A. Contexto Geral
Escrevo esta dissertação for a de Moçambique. Portanto, longe das preocupações centrais do dia de hoje: o regresso a Moçambique de Venâncio Mondlane. Curiosa e estranhamente na mesma hora em que quatro presidentes dos partidos concorrentes às eleições de outubro tem um encontro agendado na Presidência! Ninguém pensa que isto é uma coincidência do acaso, mas isso é questão para outra ocasião.
Chegou o momento de reconhecer quem verdadeiramente pode resolver a nossa situação. Não é a Frelimo, por razoes evidentes de interesse do estado atual das coisas; não é o nosso Presidente, que está de saída, não é o Podemos, que sem Venâncio Mondlane ninguém o conhecia fora dos seus membros ativos, muito menos a Renamo que se auto-sabotou, nem o MDM que não evolui muito. Estes partidos competiram nas eleições, mas a resposta do povo, incidiu sobre o Podemos. Desde o momento que Venâncio Mondlane foi forçado a deixar o país, o Podemos perdeu a sua relevância porque o povo foi mobilizado por Venâncio e agora, o povo levou em suas mãos as suas reivindicações, para além da questão eleitoral.
Toda a arquitetura de qualquer partido em Moçambique hoje não representa mais do que os membros ativos e seus interesses pessoais ou de grupo. Os partidos esqueceram-se de que quem determina uma vitória eleitoral não é o membro, mas o simpatizante. Por outras palavras, se 100 fosse a meta, 15 são membros e 85 são apenas simpatizantes. Dependendo do que o partido propõe (manifesto), se esse trabalho não incidir sobre os 85, o partido se engana sobre a sua importância.
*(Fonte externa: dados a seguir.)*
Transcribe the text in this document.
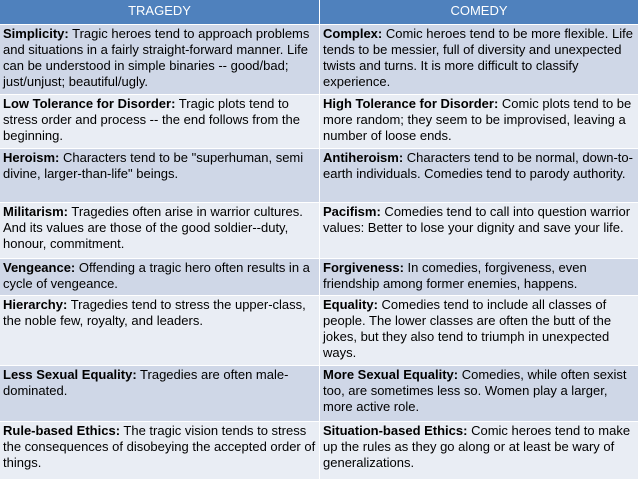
TRAGEDY	COMEDY
Simplicity: Tragic heroes tend to approach problems and situations in a fairly straight-forward manner. Life can be understood in simple binaries -- good/bad; just/unjust; beautiful/ugly.
Complex: Comic heroes tend to be more flexible. Life tends to be messier, full of diversity and unexpected twists and turns. It is more difficult to classify experience.
Low Tolerance for Disorder: Tragic plots tend to stress order and process -- the end follows from the beginning.
High Tolerance for Disorder: Comic plots tend to be more random; they seem to be improvised, leaving a number of loose ends.
Heroism: Characters tend to be "superhuman, semi divine, larger-than-life" beings.
Antiheroism: Characters tend to be normal, down-to-earth individuals. Comedies tend to parody authority.
Militarism: Tragedies often arise in warrior cultures. And its values are those of the good soldier--duty, honour, commitment.
Pacifism: Comedies tend to call into question warrior values: Better to lose your dignity and save your life.
Vengeance: Offending a tragic hero often results in a cycle of vengeance.
Forgiveness: In comedies, forgiveness, even friendship among former enemies, happens.
Hierarchy: Tragedies tend to stress the upper-class, the noble few, royalty, and leaders.
Equality: Comedies tend to include all classes of people. The lower classes are often the butt of the jokes, but they also tend to triumph in unexpected ways.
Less Sexual Equality: Tragedies are often male-dominated.
More Sexual Equality: Comedies, while often sexist too, are sometimes less so. Women play a larger, more active role.
Rule-based Ethics: The tragic vision tends to stress the consequences of disobeying the accepted order of things.
Situation-based Ethics: Comic heroes tend to make up the rules as they go along or at least be wary of generalizations.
Hoje, só duas pessoas podem resolver esta situação e isto deve ser urgente: Daniel Chapo, proclamado pelo Conselho Constitucional, e Venâncio Mondlane, que na realidaadeem as 85 das 100 pessoas consigo.
Por isso, todo outro discursante deve ficar de Lado e prestar assistência aos dois assim que solicitado. Os grandes intelectuais que se servem da televisão para nos impressionar a nós, a plebe, “nyararai”, calem-se por um tempinho.
Assim, a recepção de Venâncio hoje vai ditar o futuro de Moçambique. Mas esse não é o meu foco hoje.
O foco são dois temas determinantes destas manifestações nacionais. Antes de tudo, devemos dizer que a diabolização destas manifestações foi possível, primeiro pela eliminação física de Elvino Dias e Paulo Francisco Lopes Guambe, cabeças pensantes do combate de Venâncio Mondlane. E pelas tentativas de eliminação do Venâncio, assim como o levantamento de processos judiciais contra ele, forçando-o a fugir. Quiseram neutralizar assim a direção das manifestações, promoveram e facilitaram a criminalidade para desacreditar estas manifestações genuínas. Não nos enganemos: a luta ainda está por começar.
B. Interrogações Centrais
Neste marasmo político, o protagonista principal deixou de ser o Venâncio (ou o Daniel), para ser o povo manifestante. E o tema deixou de ser a eleição fraudulenta, e passou a ser a dignidade e a condição de vida do Moçambicano. Eu proponho que o momento é histórico: alguns autores e instituições nacionais podem ver este como o momento ideal para libertar-se do constrangimento atual imposto pela ordem político-econômica vigente, e começar a responder positivamente às questões socioeconômicas que estas manifestações estão a formular de maneira clara: A SOBERANIA E O EMPREGO. Tudo o resto poderá suceder-se.
1. A SOBERANIA
1.1. SOBERANIA ALIMENTAR
Neste contexto, quero abordar soberania primeiro sob o ângulo alimentar: Não é pai, quem não pode dar comida à sua família. Como nação, não temos soberania alimentar e isso foi demonstrado pela guerra na Ucrania (trigo), e agora pelo fecho intempestivo da fronteira de Ressano Garcia, que levou o governo de Moçambique a solicitar viaturas militares para a escolta de camiões de produtos alimentares sul-Africanos para os supermercados, especialmente os 56 shoprites do país.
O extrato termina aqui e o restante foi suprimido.